Frequency Regulation and Skiing in the Backcountry
“Beep-beep, beep-beep!” You wake to a cheap Casio, bought just for occasions like this. It’s 5 a.m. Who even uses a watch anymore?
But you don’t have your phone with you because it would be too heavy. And there’s no cell service for hundreds of miles. And the battery wouldn’t last long in these temperatures.
You peek out from the damp cocoon of a down sleeping bag. Squished up against another large shivering man in a tiny tent, flapping in the wind. Your body hovers on the border between warm and cold. The last thing you want to do is open the bag and expose your damp body to the elements as you struggle to get dressed in the cramped space.
The same thoughts go through both your minds as you lie there. You are several days into a several hundred-mile ski traverse in an Arctic mountain range.
Finally you make your move. The delicate equilibrium between warm and cold immediately tanks as your body temperature drops, exacerbated by the dampness. A sense of urgency dominates your movements. You want, need, to get moving as soon as possible to build up some heat.

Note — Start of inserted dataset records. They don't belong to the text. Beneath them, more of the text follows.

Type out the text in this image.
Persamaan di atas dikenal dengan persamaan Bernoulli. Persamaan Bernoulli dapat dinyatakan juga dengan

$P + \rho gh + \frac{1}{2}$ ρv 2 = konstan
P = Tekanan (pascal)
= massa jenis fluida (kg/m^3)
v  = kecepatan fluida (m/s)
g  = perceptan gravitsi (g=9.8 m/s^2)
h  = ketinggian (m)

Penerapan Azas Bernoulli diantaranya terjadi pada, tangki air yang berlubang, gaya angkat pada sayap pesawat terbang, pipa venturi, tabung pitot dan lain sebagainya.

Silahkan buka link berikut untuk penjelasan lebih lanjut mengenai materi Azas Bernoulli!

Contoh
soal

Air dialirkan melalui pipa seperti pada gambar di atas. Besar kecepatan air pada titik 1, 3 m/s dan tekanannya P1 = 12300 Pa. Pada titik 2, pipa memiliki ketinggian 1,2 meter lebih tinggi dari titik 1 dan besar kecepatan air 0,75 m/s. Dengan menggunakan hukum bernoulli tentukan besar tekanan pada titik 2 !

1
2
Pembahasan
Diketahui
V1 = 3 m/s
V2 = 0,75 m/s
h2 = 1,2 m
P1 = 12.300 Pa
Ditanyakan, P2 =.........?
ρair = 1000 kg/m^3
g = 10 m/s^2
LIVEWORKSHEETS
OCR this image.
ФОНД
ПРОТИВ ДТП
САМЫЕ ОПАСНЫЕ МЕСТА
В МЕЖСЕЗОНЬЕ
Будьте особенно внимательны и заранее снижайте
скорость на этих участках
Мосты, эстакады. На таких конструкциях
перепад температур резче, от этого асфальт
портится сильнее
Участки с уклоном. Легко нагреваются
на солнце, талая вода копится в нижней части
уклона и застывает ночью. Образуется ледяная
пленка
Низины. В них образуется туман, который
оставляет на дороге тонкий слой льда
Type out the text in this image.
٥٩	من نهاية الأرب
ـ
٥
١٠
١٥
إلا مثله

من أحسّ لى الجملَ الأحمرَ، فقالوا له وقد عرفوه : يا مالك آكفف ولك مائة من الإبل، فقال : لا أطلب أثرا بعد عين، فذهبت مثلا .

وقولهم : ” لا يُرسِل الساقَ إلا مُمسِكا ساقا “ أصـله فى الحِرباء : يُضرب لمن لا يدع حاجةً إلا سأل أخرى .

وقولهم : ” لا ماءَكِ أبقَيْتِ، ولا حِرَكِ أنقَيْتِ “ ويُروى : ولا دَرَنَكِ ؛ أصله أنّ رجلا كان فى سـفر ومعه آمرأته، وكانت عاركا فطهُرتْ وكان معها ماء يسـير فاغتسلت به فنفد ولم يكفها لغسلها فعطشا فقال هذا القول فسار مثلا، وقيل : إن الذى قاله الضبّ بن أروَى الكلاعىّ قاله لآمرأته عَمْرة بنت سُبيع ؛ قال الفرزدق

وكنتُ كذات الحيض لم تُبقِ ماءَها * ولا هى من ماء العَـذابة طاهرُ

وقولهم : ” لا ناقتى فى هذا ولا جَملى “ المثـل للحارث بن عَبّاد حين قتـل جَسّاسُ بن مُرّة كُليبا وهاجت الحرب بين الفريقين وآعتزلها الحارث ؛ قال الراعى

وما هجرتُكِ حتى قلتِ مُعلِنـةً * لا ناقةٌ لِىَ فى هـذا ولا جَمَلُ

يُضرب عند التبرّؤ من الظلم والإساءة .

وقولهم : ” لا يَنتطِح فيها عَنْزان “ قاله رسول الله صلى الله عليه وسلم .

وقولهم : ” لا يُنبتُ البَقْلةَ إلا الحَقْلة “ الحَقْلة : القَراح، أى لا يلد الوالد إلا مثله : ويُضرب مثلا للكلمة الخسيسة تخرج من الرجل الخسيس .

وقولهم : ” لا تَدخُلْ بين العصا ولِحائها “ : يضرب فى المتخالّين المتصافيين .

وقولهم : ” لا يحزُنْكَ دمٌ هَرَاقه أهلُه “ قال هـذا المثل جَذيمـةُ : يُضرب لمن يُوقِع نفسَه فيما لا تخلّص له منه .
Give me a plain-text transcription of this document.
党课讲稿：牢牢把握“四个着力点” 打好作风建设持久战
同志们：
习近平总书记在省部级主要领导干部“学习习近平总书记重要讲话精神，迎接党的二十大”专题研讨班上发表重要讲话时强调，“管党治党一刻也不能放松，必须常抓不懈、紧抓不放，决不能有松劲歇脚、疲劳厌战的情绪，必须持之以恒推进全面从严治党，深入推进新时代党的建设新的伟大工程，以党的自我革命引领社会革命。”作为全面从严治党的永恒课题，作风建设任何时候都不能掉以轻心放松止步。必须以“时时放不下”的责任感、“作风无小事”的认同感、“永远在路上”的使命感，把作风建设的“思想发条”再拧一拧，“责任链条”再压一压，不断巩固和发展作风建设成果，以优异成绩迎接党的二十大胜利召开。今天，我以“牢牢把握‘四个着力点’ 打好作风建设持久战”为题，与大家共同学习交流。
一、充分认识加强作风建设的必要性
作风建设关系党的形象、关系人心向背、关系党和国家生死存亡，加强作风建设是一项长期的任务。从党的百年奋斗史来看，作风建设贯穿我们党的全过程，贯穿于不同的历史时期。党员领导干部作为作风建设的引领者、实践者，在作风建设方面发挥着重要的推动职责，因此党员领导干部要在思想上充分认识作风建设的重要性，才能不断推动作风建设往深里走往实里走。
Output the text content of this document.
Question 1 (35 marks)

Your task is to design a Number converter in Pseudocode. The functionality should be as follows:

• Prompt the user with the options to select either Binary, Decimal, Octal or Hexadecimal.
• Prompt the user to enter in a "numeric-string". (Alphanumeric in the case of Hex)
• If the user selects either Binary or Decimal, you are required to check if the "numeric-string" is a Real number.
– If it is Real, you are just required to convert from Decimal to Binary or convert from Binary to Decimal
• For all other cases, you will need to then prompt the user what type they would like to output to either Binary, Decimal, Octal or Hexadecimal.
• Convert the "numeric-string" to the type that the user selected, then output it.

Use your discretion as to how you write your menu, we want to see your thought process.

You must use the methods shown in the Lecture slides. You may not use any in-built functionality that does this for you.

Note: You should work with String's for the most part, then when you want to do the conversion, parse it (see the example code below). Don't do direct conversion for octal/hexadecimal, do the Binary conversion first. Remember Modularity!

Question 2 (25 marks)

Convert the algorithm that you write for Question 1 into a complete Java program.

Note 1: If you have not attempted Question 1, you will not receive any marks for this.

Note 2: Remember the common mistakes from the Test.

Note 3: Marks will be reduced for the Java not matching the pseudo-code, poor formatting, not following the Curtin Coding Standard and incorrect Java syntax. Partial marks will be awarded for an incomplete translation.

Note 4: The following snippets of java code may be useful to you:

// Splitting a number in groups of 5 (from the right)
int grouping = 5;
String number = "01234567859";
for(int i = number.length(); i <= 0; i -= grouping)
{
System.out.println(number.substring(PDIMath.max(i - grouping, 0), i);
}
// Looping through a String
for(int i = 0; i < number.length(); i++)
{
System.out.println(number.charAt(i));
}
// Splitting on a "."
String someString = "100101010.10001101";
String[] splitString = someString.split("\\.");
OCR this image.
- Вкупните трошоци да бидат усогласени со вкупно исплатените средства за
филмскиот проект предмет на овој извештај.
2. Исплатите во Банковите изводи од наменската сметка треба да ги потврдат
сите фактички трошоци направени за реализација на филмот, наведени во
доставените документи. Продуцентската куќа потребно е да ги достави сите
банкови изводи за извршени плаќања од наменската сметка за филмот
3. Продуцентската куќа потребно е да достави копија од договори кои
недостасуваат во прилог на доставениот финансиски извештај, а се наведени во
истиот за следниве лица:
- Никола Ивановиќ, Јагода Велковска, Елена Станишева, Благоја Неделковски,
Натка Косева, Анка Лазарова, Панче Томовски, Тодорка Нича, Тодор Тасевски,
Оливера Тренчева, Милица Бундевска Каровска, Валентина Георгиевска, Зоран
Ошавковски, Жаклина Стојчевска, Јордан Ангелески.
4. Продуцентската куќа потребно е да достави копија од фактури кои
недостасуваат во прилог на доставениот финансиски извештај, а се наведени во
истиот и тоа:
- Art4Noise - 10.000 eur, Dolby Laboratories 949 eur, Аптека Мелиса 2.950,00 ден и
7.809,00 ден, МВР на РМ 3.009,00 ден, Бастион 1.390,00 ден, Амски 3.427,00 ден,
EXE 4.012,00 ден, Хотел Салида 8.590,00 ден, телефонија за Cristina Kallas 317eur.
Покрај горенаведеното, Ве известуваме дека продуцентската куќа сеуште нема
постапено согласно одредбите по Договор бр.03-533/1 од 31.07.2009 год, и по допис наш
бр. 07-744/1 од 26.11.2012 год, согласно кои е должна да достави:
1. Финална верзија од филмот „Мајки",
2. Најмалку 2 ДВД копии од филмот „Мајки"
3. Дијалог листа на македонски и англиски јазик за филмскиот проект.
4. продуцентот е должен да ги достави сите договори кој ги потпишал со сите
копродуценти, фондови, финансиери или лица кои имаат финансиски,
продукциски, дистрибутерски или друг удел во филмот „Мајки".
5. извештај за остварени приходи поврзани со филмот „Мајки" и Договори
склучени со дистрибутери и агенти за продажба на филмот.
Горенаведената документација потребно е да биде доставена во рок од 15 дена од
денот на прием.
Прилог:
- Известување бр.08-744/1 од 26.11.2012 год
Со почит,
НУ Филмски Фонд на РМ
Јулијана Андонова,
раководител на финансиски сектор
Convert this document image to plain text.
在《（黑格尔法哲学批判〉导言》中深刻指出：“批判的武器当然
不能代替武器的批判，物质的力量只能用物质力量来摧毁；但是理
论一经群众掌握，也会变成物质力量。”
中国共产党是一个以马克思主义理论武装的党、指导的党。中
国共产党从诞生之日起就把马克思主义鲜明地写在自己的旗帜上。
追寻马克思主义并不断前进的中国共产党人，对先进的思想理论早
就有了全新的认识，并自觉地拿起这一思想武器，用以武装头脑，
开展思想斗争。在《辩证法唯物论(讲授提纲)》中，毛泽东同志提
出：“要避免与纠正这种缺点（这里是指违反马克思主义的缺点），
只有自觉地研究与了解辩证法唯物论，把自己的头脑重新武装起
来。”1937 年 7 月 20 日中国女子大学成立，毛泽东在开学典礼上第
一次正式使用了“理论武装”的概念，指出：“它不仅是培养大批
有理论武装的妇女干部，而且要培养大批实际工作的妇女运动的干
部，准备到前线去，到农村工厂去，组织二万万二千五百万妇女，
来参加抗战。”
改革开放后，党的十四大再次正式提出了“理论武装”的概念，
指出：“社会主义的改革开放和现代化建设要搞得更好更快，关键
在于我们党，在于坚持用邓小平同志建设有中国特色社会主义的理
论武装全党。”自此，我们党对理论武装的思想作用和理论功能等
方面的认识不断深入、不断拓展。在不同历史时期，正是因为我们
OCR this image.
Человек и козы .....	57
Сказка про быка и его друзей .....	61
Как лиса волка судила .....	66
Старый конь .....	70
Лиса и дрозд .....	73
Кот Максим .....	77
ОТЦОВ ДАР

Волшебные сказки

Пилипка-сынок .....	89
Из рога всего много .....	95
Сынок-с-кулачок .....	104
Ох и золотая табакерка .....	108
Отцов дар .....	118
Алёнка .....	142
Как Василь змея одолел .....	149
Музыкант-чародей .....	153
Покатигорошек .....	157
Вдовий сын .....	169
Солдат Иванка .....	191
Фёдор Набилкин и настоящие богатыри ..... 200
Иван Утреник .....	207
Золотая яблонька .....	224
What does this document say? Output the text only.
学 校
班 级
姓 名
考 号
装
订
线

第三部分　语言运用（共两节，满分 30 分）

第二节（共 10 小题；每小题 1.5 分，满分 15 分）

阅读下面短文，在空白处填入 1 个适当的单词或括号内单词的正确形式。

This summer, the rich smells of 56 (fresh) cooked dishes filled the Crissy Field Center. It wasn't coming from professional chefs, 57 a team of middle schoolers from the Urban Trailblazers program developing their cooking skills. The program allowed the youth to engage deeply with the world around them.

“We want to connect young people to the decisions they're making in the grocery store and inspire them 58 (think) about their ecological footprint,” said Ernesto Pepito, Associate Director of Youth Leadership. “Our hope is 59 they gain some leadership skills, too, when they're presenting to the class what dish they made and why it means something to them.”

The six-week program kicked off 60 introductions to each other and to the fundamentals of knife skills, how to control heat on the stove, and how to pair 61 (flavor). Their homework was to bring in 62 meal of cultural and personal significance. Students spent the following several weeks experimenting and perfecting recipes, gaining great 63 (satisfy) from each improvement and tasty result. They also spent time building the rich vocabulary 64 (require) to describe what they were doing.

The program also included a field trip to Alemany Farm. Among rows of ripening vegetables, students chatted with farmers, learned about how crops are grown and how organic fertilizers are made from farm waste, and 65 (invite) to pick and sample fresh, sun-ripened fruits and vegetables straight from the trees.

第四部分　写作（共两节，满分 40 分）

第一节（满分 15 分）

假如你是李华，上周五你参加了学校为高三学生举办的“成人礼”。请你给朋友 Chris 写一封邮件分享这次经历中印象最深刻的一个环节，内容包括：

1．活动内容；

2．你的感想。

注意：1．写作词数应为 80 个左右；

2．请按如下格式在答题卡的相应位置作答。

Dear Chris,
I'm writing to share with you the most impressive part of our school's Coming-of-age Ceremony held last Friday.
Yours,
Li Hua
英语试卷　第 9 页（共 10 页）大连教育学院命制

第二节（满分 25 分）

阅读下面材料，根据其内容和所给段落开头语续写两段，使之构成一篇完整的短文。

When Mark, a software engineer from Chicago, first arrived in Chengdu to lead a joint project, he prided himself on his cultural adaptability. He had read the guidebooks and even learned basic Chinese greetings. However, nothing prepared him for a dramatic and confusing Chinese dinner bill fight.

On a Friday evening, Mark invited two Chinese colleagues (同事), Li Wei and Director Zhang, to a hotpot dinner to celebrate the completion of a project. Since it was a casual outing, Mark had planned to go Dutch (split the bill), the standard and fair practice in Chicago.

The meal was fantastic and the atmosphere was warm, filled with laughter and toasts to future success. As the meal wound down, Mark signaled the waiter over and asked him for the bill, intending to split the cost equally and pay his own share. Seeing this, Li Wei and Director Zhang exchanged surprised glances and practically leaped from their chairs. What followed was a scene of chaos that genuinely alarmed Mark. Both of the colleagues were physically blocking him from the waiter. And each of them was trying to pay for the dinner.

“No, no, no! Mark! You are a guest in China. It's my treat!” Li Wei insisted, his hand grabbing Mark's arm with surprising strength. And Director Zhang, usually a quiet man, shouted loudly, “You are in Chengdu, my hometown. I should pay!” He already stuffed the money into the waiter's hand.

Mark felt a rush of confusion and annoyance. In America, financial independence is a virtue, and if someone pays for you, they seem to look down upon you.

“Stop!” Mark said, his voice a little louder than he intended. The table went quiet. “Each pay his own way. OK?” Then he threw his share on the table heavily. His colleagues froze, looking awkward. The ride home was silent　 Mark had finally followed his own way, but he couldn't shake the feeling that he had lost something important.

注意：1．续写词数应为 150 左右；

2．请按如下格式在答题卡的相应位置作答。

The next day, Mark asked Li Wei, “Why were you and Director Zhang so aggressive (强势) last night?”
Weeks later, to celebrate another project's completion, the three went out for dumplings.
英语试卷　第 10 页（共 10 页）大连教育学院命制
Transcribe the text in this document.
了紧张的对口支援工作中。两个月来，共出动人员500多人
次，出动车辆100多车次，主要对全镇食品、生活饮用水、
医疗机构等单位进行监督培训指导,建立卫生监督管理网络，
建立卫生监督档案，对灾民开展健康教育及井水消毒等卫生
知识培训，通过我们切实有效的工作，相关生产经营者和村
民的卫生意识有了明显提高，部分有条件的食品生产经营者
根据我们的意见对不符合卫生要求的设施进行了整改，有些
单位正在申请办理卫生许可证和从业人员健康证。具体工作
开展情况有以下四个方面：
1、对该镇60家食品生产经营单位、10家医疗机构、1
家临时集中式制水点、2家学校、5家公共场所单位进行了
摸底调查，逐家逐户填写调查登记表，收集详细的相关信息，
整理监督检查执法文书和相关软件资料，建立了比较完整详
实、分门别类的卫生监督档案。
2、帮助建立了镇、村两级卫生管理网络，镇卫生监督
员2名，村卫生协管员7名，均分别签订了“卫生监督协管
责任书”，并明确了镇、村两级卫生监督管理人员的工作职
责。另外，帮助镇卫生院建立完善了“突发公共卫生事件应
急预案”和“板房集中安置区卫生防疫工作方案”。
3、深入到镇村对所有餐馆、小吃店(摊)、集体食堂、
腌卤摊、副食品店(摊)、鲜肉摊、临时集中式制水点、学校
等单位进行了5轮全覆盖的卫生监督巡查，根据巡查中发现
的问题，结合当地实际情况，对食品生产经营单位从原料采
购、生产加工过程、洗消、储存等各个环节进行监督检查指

You look at the frozen blocks of ice that are your leather ski boots. You now wish you had slept with them to keep them thawed. You slam your feet into the ground, trying to force them into the unpliable boots. The laces will be done up later after skiing has sufficiently melted the boots. The most important thing is to start moving, and you break down the tent and start skiing away as quickly as possible.
The warmth starts to work its way through your body again. Starting at your heart and working towards your limbs and then your fingers and toes. Breakfast will come later when you’re warm enough.
It strikes you how similar this is to an electrical power system. Like many things in nature and in the man-made world, your body is experiencing the steady-state and dynamic effects of an energy balance system. You just experienced the equivalent of a frequency nadir. It’s strange what you think about in times like this. Along with how warm and comfortable your cubicle is and how much you would like a bacon cheeseburger.
But back to the power system. Best not to think about cheeseburgers. You were initially in a stable state, though barely so, where the energy input was just equal to the energy output. There weren’t any reserves.
When the sleeping bag zipper opened, the heating demand on your body suddenly increased. Your body has some inertia that controls that rate at which your body temperature drops in response to this added load while your body tries to respond and pump more heat out. At some point, you reach your lowest body temperature, before your body starts to build it back up again. Right around when you are slamming your feet into those blocks of ice.
When you do enough of these trips, you start to recognize the response types of different bodies. Some bodies have low inertia and quickly drop in temperature but, if caught in time, can quickly recover as well. While other bodies seem to have much longer time constants. They don’t seem to have a problem until they do, and then it is serious and takes a long time to recover. You recognise yourself as more of the latter. Or maybe it isn’t a question of inertia, but rather acceptable operating bounds.
Back to power systems, perhaps your body has opened its voltage and frequency windows wide. While other systems are tripping breakers and dropping service to their fingers and toes, your body is still chugging along, dropping multiple hertz in system frequency before opening those breakers.
This really gets at the question of robustness vs. resiliency. In the above scenario, your body is being robust but not resilient. It has fewer outages, but, when it does have an outage, it’s bigger, worse and takes a longer time to recover.
You rather like your style of body. You like being able to handle a wide range of temperatures. But maybe that’s because you haven’t had to deal with the serious consequences of a systemwide shutdown. You still have, to some degree, a young, hot-blooded and unscarred system.
Others with a few more years in the backcountry have had more than a few outages to the outer fringes of their transmission system. Those breakers now have a very narrow frequency and voltage band and will trip very quickly. You know that you have multiple socks and ski booties in your future.
Really, your body performs an energy balance equation on many temporal scales. On the shorter time scale, it is calculating how much heat it is able to put out and whether it should drop service to some of the appendages. On a longer time scale, it is trying to conserve fuel. We evolved over the years with limited food supplies. As a result, your body will try to conserve energy as much as possible. Sometimes at the expense of your toes. You want to scream at your body, “I have lots of calories! Burn faster, keep me warm!” But then, six days into a four-day trip, you wish your body would burn a lot fewer calories.
In many ways, your body is more wise than you are. Bodies haven’t survived long enough to produce you by being otherwise. It balances resilience, robustness, efficiency and performance. As an electrical engineer, you tend to focus on efficiency, followed by performance, then robustness and lastly resilience. Resilience is so hard even to quantify. As an athlete, you would probably put performance at the top.
But nature isn’t an engineer or an athlete. It is operating on a much different time scale and optimizing a much larger set of equations. Maybe you could learn something from nature.
You look up from your skis. The sun has come up and you’re warm. Man, you love being a nerd. It really helps pass the time. On the other hand, you haven’t even noticed that mountain you just skied by. Maybe you should start paying attention again.